What Does Disney Mean for RFID Technology?

Disney is not the first company to use RFID technology. It’s not even the first theme park to use RFID wristbands. Now defunct amusement park, Wannado City, starting using them in 2004, and Great Wolf Lodge water parks has been successfully integrating them into their customer experience since 2006. It wasn’t until Disney started utilizing RFID wristbands that public outcry emerged. But in both consumer studies and public opinion polls, Disney has consistently been high on the list of most-trusted brands. As Iger pointed out in his letter to Senator Markey, “…Disney’s record and commitment to children’s safety and security and the protection of their privacy is exemplary. People around the world trust Disney and its products. That trust is the cornerstone of our company, and we take it very seriously.”  So why are people concerned now, about a company that’s viewed as trustworthy? Steve Brown, chief operating officer for British line management company Lo-Q, suggests an answer: “When Disney makes a move, it moves the culture.”

Disney is so large, and so broad-reaching, that it has a serious impact on society. Senator Markey’s letter, for all its errors, voices concerns that we should all have on our mind. Maybe not concerns about Disney, but concerns about RFID technology and invasions of privacy in general. A consumer may not have any qualms about Disney observing them in their park; Disney could do it the old-fashioned way with security cameras and credit card receipts. Anyone truly concerned could choose not to go to the park. What society should be concerned about is how Disney’s MagicBands affect our view of all RFID technology. If consumers keep accepting small invasions on their privacy, they may become desensitized and eventually unknowingly accept malicious intrusions on their lives.
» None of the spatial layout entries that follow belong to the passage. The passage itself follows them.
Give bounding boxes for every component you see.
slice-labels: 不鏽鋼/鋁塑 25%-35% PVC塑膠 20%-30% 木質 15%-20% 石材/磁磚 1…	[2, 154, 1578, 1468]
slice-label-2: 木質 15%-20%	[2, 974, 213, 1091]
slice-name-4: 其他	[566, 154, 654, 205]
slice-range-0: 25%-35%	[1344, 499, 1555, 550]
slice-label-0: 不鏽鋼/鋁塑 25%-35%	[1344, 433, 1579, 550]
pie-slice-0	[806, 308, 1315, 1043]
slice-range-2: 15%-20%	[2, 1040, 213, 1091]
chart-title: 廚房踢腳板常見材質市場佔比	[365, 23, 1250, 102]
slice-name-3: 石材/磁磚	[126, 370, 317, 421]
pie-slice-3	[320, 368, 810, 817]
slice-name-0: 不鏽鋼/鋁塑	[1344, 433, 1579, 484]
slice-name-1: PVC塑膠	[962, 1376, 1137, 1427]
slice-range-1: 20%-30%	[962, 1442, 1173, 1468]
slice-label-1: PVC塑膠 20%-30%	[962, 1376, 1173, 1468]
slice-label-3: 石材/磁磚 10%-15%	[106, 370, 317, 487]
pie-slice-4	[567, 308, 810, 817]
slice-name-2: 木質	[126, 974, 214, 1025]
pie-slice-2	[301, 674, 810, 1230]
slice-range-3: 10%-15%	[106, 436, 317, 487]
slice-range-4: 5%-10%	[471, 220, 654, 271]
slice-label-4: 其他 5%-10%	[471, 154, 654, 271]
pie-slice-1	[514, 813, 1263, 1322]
We already allow our personal information to be gathered, without even realizing it. Many phone apps are able to collect our personal data, like location, 24 hours a day, even though that information is completely unnecessary for the app to function. We’re already giving out much more information than MagicBands collect, without ever realizing it. The government also makes intrusions into our privacy: In 2011 alone, U.S. Law enforcement agencies made 1.5 million requests for information from cell phone companies, and wiretapping is still a common occurrence.



Amusement parks exist to do exactly what their name says: amuse us. If a guest decides to pay $119 for one day at Walt Disney World’s Magic Kingdom, they expect it to be a magical experience. The MagicBand can make a guest feel like they are getting their own, unique experience at the park, rather than the same as thousands there that day.

Most concerns about the new wristbands are unfounded, and can be addressed by looking at Disney’s Privacy Policy or examining how the technology works. Some people have legitimate concerns, such as the possibility for tracking, but a guest has to choose to go to Walt Disney World and choose to wear a MagicBand before any personal information is collected. But do we really have a choice on whether to carry a cell phone anymore? A cell phone collects significantly more information than an RFID transmitter. What about the devices we don’t even know contain RFID chips? Disney’s use of RFID drew much criticism, but their use of the technology is mostly benign. It’s the other uses of RFID which should concern us.